Pausing for Fiction
I've started a little tradition with new students the last few years. I offer a door prize for the library orientation session I do after Convocation with the new crop of grad students. I pick a work of fiction that speaks to communication or media studies. The students won't be reading much fiction in the program, little if any, all the more reason for me to remind them tht literature, past and current, is pretty fertile ground for thinking about communication! I try to pick something fairly recent. Last year's prize was Gary Shteyngart's Super Sad True Love Story, a May-December romance set in a dystopian New York in the near (as in next Tuesday) future that is dominated by media and brand-ridden consumption.
This year's offering is a collection (just out, with very good press) of short stories by Joshua Cohen, Four New Messages.
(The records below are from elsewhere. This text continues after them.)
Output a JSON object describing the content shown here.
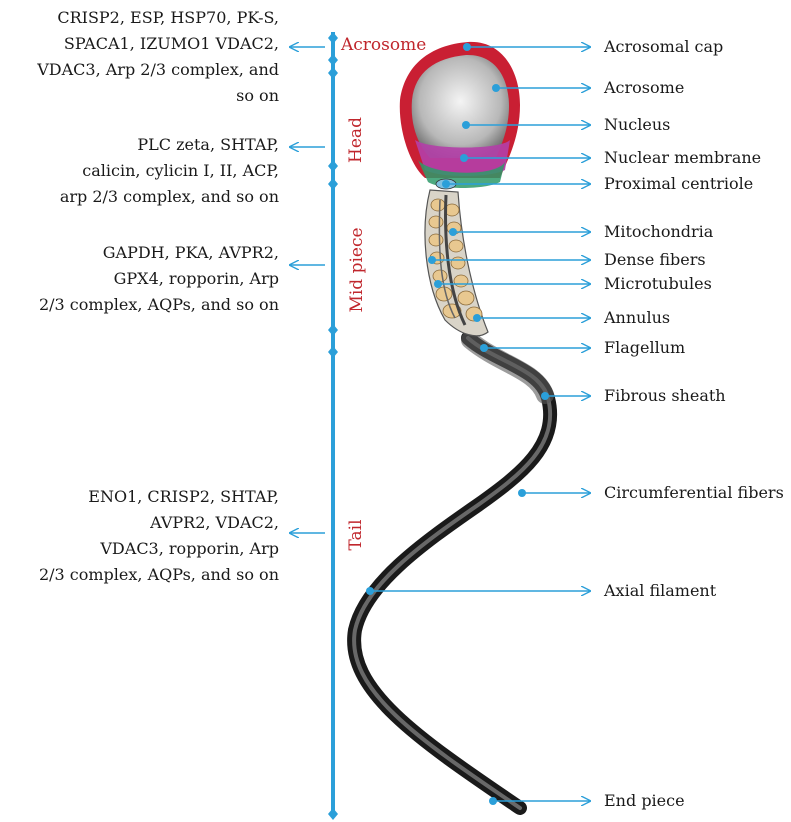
{
  "regions": {
    "acrosome": "Acrosome",
    "head": "Head",
    "mid_piece": "Mid piece",
    "tail": "Tail"
  },
  "proteins": {
    "acrosome": [
      "CRISP2, ESP, HSP70, PK-S,",
      "SPACA1, IZUMO1 VDAC2,",
      "VDAC3, Arp 2/3 complex, and",
      "so on"
    ],
    "head": [
      "PLC zeta, SHTAP,",
      "calicin, cylicin I, II, ACP,",
      "arp 2/3 complex, and so on"
    ],
    "mid_piece": [
      "GAPDH, PKA, AVPR2,",
      "GPX4, ropporin, Arp",
      "2/3 complex, AQPs, and so on"
    ],
    "tail": [
      "ENO1, CRISP2, SHTAP,",
      "AVPR2, VDAC2,",
      "VDAC3, ropporin, Arp",
      "2/3 complex, AQPs, and so on"
    ]
  },
  "structures": [
    "Acrosomal cap",
    "Acrosome",
    "Nucleus",
    "Nuclear membrane",
    "Proximal centriole",
    "Mitochondria",
    "Dense fibers",
    "Microtubules",
    "Annulus",
    "Flagellum",
    "Fibrous sheath",
    "Circumferential fibers",
    "Axial filament",
    "End piece"
  ],
  "colors": {
    "accent_blue": "#2b9fd9",
    "region_red": "#c0272d",
    "acrosome_red": "#d12f3c",
    "nuclear_membrane": "#b43fa8",
    "mitochondria": "#e8c890",
    "tail_dark": "#2a2a2a"
  }
}
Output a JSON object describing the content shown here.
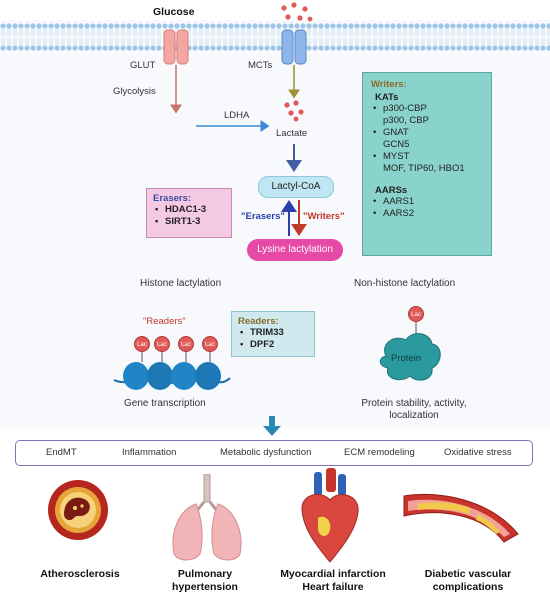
{
  "top": {
    "glucose": "Glucose",
    "glut": "GLUT",
    "mcts": "MCTs",
    "glycolysis": "Glycolysis",
    "ldha": "LDHA",
    "lactate": "Lactate",
    "lactyl_coa": "Lactyl-CoA",
    "lysine_lactylation": "Lysine lactylation",
    "erasers_arrow": "\"Erasers\"",
    "writers_arrow": "\"Writers\""
  },
  "writers_box": {
    "title": "Writers:",
    "kats_title": "KATs",
    "kats": [
      {
        "name": "p300-CBP",
        "detail": "p300, CBP"
      },
      {
        "name": "GNAT",
        "detail": "GCN5"
      },
      {
        "name": "MYST",
        "detail": "MOF, TIP60, HBO1"
      }
    ],
    "aarss_title": "AARSs",
    "aarss": [
      "AARS1",
      "AARS2"
    ]
  },
  "erasers_box": {
    "title": "Erasers:",
    "items": [
      "HDAC1-3",
      "SIRT1-3"
    ]
  },
  "readers_box": {
    "title": "Readers:",
    "items": [
      "TRIM33",
      "DPF2"
    ]
  },
  "middle": {
    "histone_lactylation": "Histone lactylation",
    "non_histone_lactylation": "Non-histone lactylation",
    "readers_label": "\"Readers\"",
    "lac": "Lac",
    "protein": "Protein",
    "gene_transcription": "Gene transcription",
    "protein_outcome": "Protein stability, activity, localization"
  },
  "outcomes": [
    "EndMT",
    "Inflammation",
    "Metabolic dysfunction",
    "ECM remodeling",
    "Oxidative stress"
  ],
  "diseases": {
    "atherosclerosis": "Atherosclerosis",
    "pulmonary_1": "Pulmonary",
    "pulmonary_2": "hypertension",
    "mi_1": "Myocardial infarction",
    "mi_2": "Heart failure",
    "diabetic_1": "Diabetic vascular",
    "diabetic_2": "complications"
  },
  "colors": {
    "membrane": "#bcd9ee",
    "writers_bg": "#8ad3cc",
    "erasers_bg": "#f3c9e4",
    "readers_bg": "#cfe9ef",
    "lactate": "#e05a5a",
    "lysine_pill": "#e64aa7",
    "outcome_border": "#8a70b8"
  }
}
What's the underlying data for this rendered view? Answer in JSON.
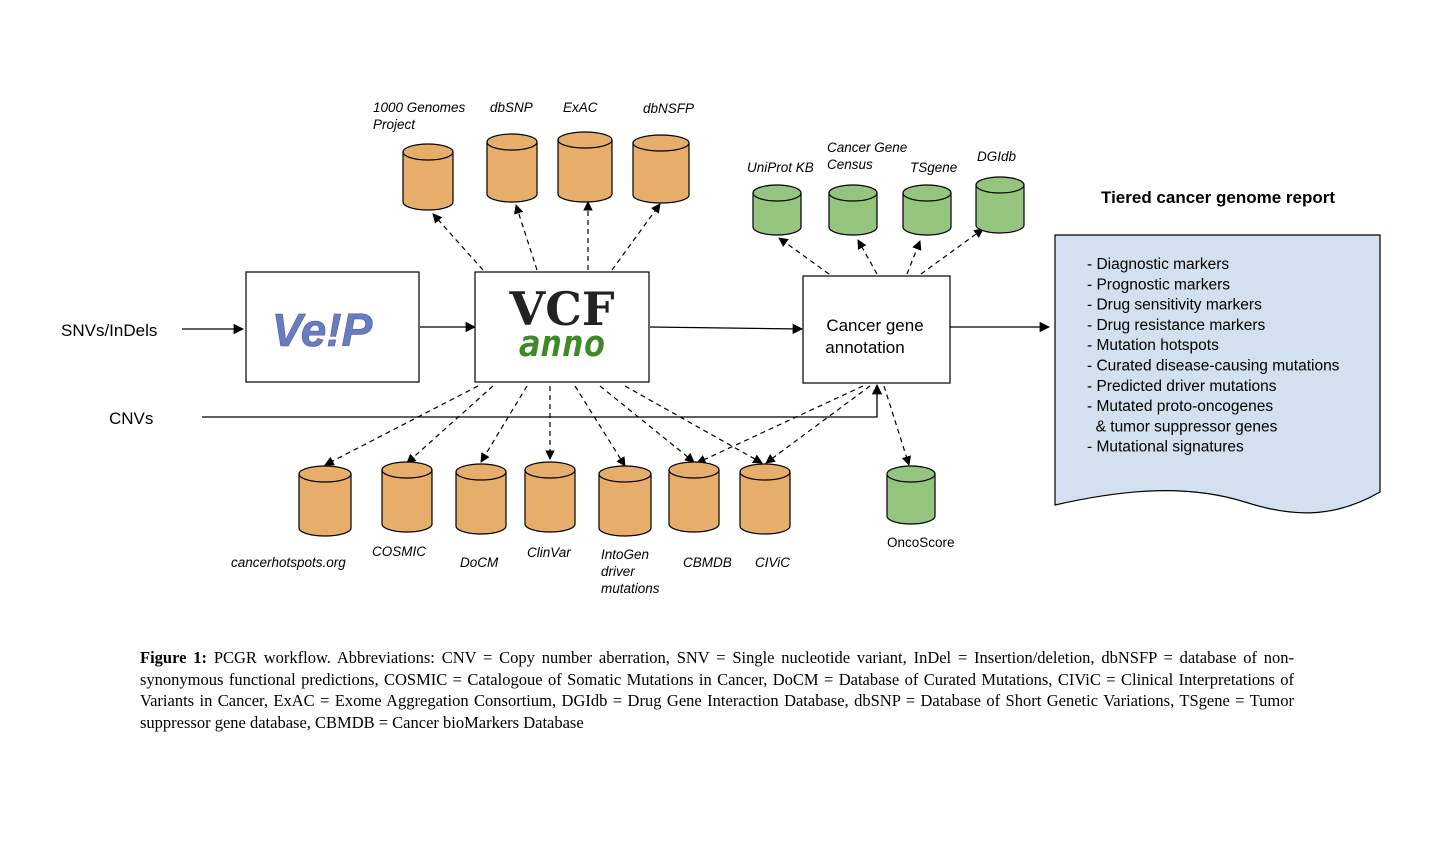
{
  "inputs": {
    "snv": "SNVs/InDels",
    "cnv": "CNVs"
  },
  "tools": {
    "vep_logo": "Ve!P",
    "vcfanno_line1": "VCF",
    "vcfanno_line2": "anno",
    "cancer_annotation_line1": "Cancer gene",
    "cancer_annotation_line2": "annotation"
  },
  "top_databases": [
    {
      "label_lines": [
        "1000 Genomes",
        "Project"
      ]
    },
    {
      "label_lines": [
        "dbSNP"
      ]
    },
    {
      "label_lines": [
        "ExAC"
      ]
    },
    {
      "label_lines": [
        "dbNSFP"
      ]
    }
  ],
  "gene_databases": [
    {
      "label_lines": [
        "UniProt KB"
      ]
    },
    {
      "label_lines": [
        "Cancer Gene",
        "Census"
      ]
    },
    {
      "label_lines": [
        "TSgene"
      ]
    },
    {
      "label_lines": [
        "DGIdb"
      ]
    }
  ],
  "bottom_databases": [
    {
      "label_lines": [
        "cancerhotspots.org"
      ]
    },
    {
      "label_lines": [
        "COSMIC"
      ]
    },
    {
      "label_lines": [
        "DoCM"
      ]
    },
    {
      "label_lines": [
        "ClinVar"
      ]
    },
    {
      "label_lines": [
        "IntoGen",
        "driver",
        "mutations"
      ]
    },
    {
      "label_lines": [
        "CBMDB"
      ]
    },
    {
      "label_lines": [
        "CIViC"
      ]
    }
  ],
  "oncoscore": {
    "label": "OncoScore"
  },
  "report": {
    "title": "Tiered cancer genome report",
    "items": [
      "- Diagnostic markers",
      "- Prognostic markers",
      "- Drug sensitivity markers",
      "- Drug resistance markers",
      "- Mutation hotspots",
      "- Curated disease-causing mutations",
      "- Predicted driver mutations",
      "- Mutated proto-oncogenes",
      "  & tumor suppressor genes",
      "- Mutational signatures"
    ]
  },
  "colors": {
    "orange_db": "#e6ad6b",
    "green_db": "#94c47e",
    "report_fill": "#d3e0f0",
    "vcf_dark": "#222222",
    "anno_green": "#3e8a2a",
    "vep_blue": "#5a6fb8",
    "vep_red": "#c62828"
  },
  "caption": {
    "label": "Figure 1:",
    "text": "PCGR workflow. Abbreviations: CNV = Copy number aberration, SNV = Single nucleotide variant, InDel = Insertion/deletion, dbNSFP = database of non-synonymous functional predictions, COSMIC = Catalogoue of Somatic Mutations in Cancer, DoCM = Database of Curated Mutations, CIViC = Clinical Interpretations of Variants in Cancer, ExAC = Exome Aggregation Consortium, DGIdb = Drug Gene Interaction Database, dbSNP = Database of Short Genetic Variations, TSgene = Tumor suppressor gene database, CBMDB = Cancer bioMarkers Database"
  }
}
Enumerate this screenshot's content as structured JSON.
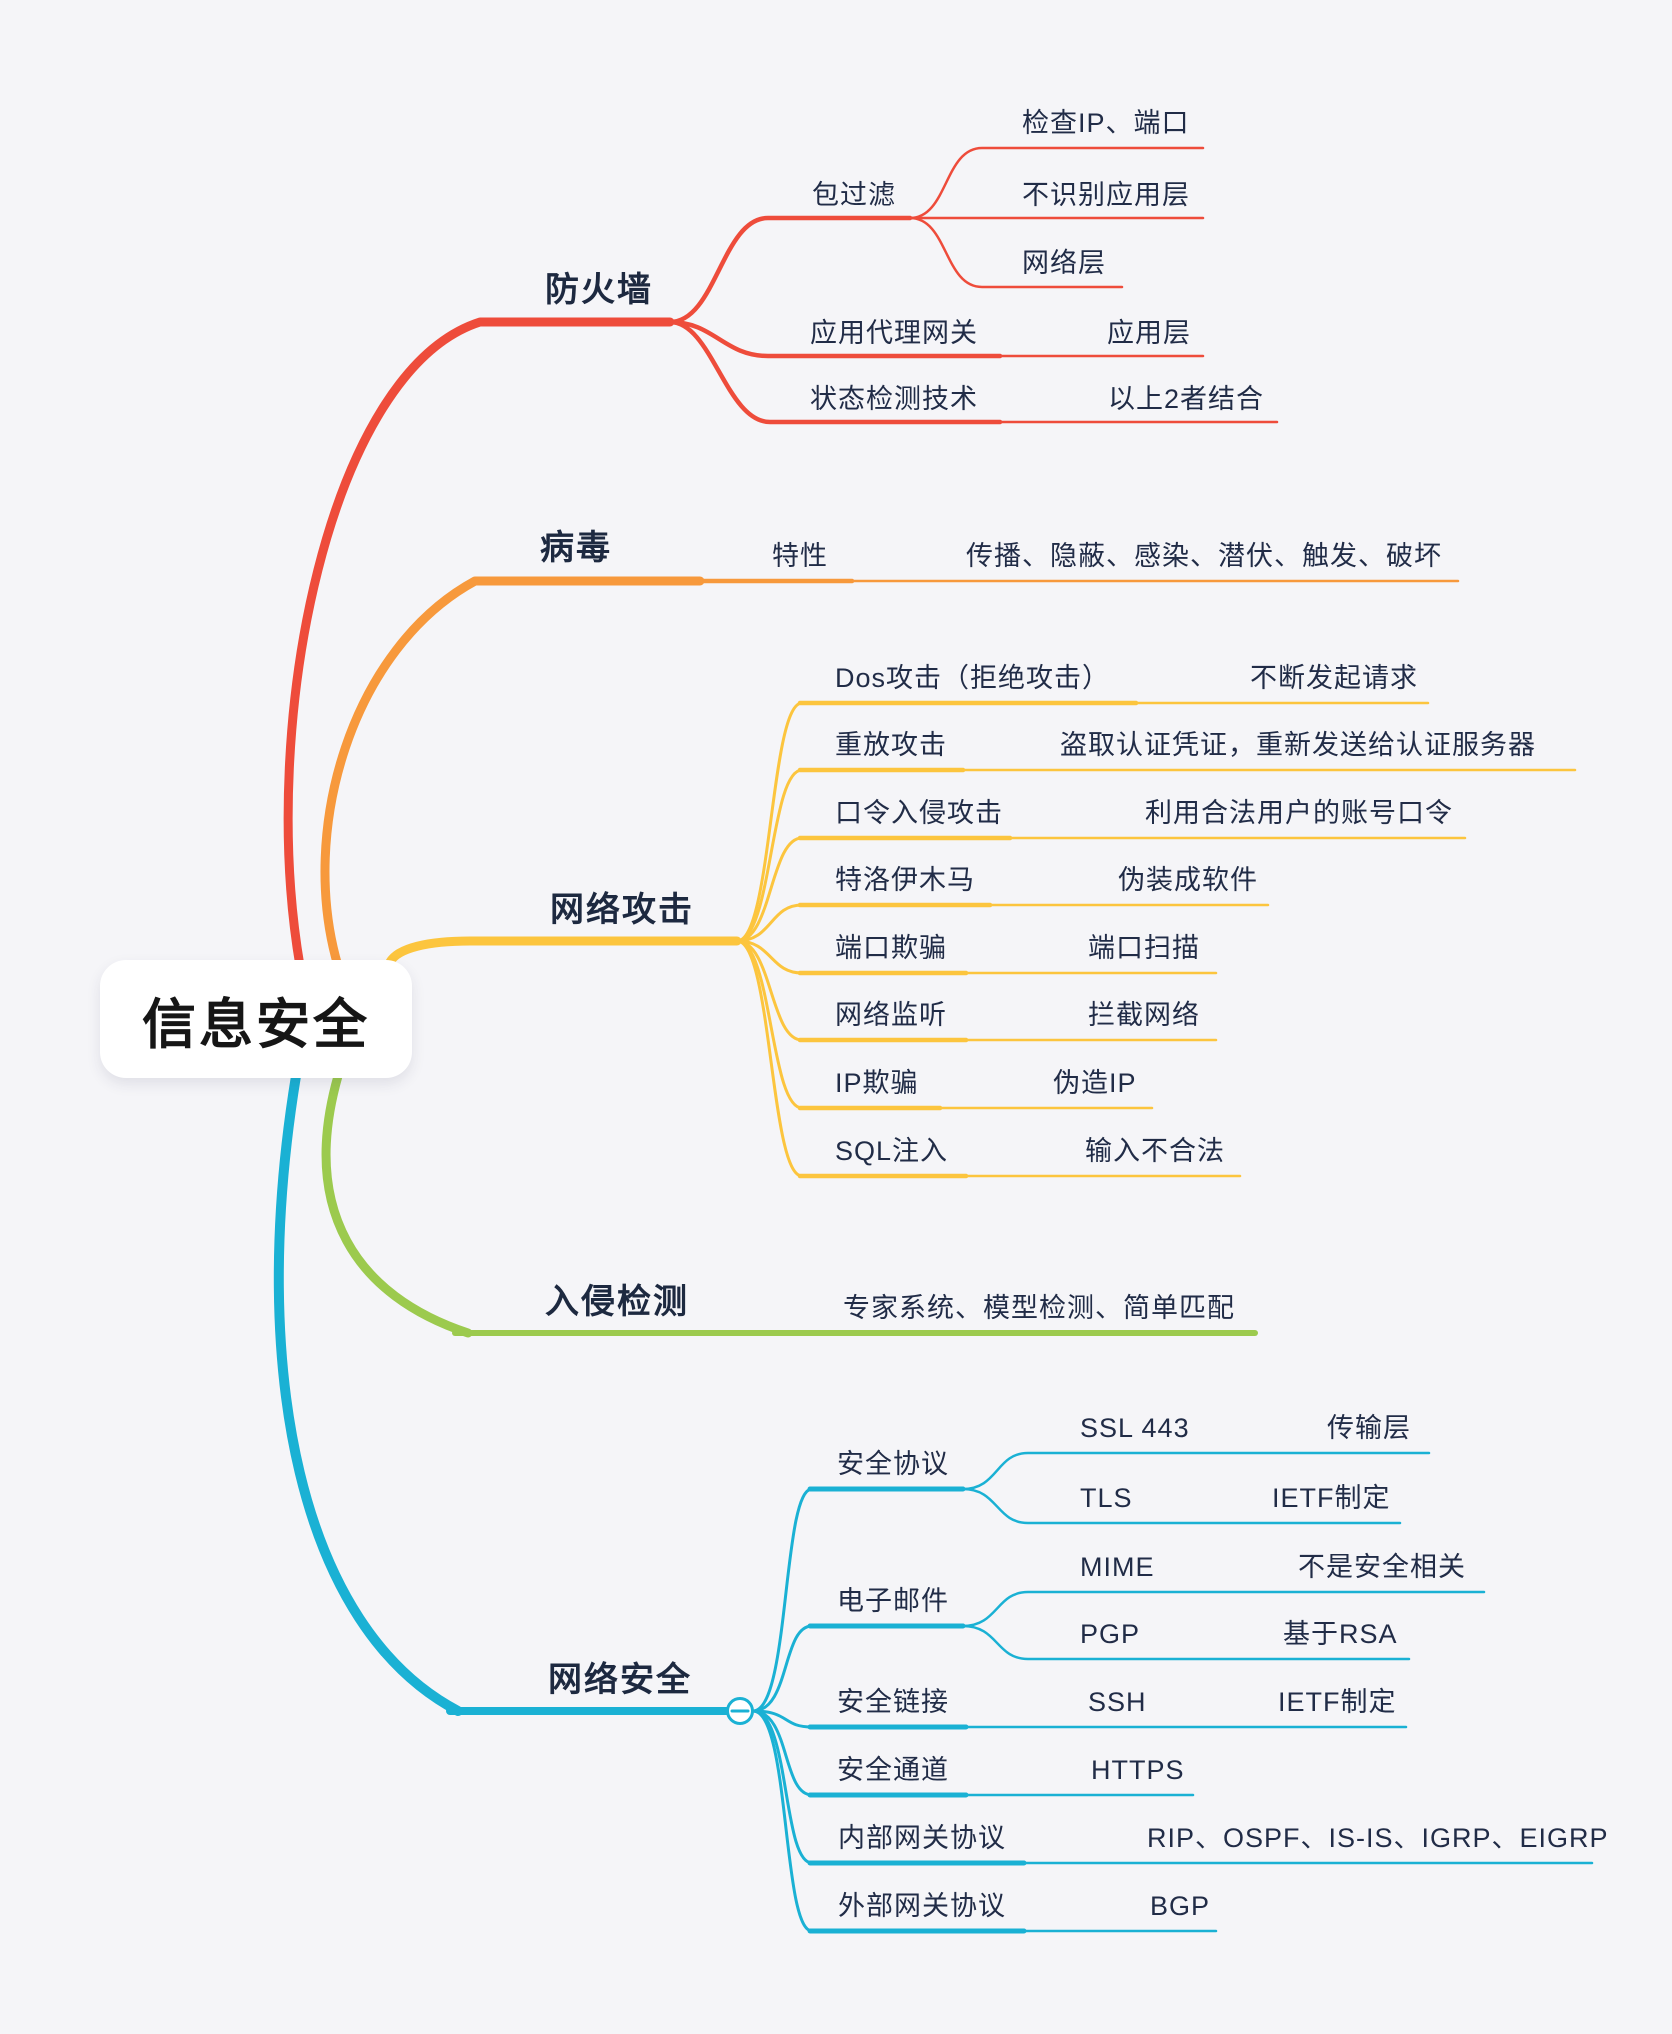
{
  "root": {
    "label": "信息安全"
  },
  "colors": {
    "background": "#f5f5f8",
    "firewall_branch": "#ee4c3b",
    "virus_branch": "#f7993c",
    "attack_branch": "#fcc53e",
    "ids_branch": "#9cca4e",
    "netsec_branch": "#1ab1d4",
    "text": "#212c47",
    "root_text": "#161616",
    "root_bg": "#ffffff"
  },
  "icons": {
    "collapse": "minus-in-circle"
  },
  "branches": {
    "firewall": {
      "label": "防火墙",
      "packet_filter": {
        "label": "包过滤",
        "children": [
          "检查IP、端口",
          "不识别应用层",
          "网络层"
        ]
      },
      "proxy": {
        "label": "应用代理网关",
        "desc": "应用层"
      },
      "stateful": {
        "label": "状态检测技术",
        "desc": "以上2者结合"
      }
    },
    "virus": {
      "label": "病毒",
      "trait": {
        "label": "特性",
        "desc": "传播、隐蔽、感染、潜伏、触发、破坏"
      }
    },
    "attack": {
      "label": "网络攻击",
      "rows": [
        {
          "label": "Dos攻击（拒绝攻击）",
          "desc": "不断发起请求"
        },
        {
          "label": "重放攻击",
          "desc": "盗取认证凭证，重新发送给认证服务器"
        },
        {
          "label": "口令入侵攻击",
          "desc": "利用合法用户的账号口令"
        },
        {
          "label": "特洛伊木马",
          "desc": "伪装成软件"
        },
        {
          "label": "端口欺骗",
          "desc": "端口扫描"
        },
        {
          "label": "网络监听",
          "desc": "拦截网络"
        },
        {
          "label": "IP欺骗",
          "desc": "伪造IP"
        },
        {
          "label": "SQL注入",
          "desc": "输入不合法"
        }
      ]
    },
    "ids": {
      "label": "入侵检测",
      "desc": "专家系统、模型检测、简单匹配"
    },
    "netsec": {
      "label": "网络安全",
      "protocol": {
        "label": "安全协议",
        "rows": [
          {
            "label": "SSL 443",
            "desc": "传输层"
          },
          {
            "label": "TLS",
            "desc": "IETF制定"
          }
        ]
      },
      "email": {
        "label": "电子邮件",
        "rows": [
          {
            "label": "MIME",
            "desc": "不是安全相关"
          },
          {
            "label": "PGP",
            "desc": "基于RSA"
          }
        ]
      },
      "link": {
        "label": "安全链接",
        "mid": "SSH",
        "desc": "IETF制定"
      },
      "channel": {
        "label": "安全通道",
        "mid": "HTTPS"
      },
      "igp": {
        "label": "内部网关协议",
        "desc": "RIP、OSPF、IS-IS、IGRP、EIGRP"
      },
      "egp": {
        "label": "外部网关协议",
        "desc": "BGP"
      }
    }
  }
}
Reviewer Jesse Singal in The Boston Globe writes:
We still haven’t figured out what the Internet means for us, what it says about us. What does it mean that millions of us have begun obsessively documenting the minutiae of our lives, turning ourselves into abject exhibitionists? What does it mean that one ill-advised post, created by someone at a carefree and feckless age, can live on for decades, if not longer? If a whiff of triteness hangs around these questions, it is perhaps because they are asked so frequently and urgently by so many. So it’s a ripe time for talented literary voices to breathe some fresh life into them, and that’s what Joshua Cohen does in “Four New Messages,” his new book of short stories.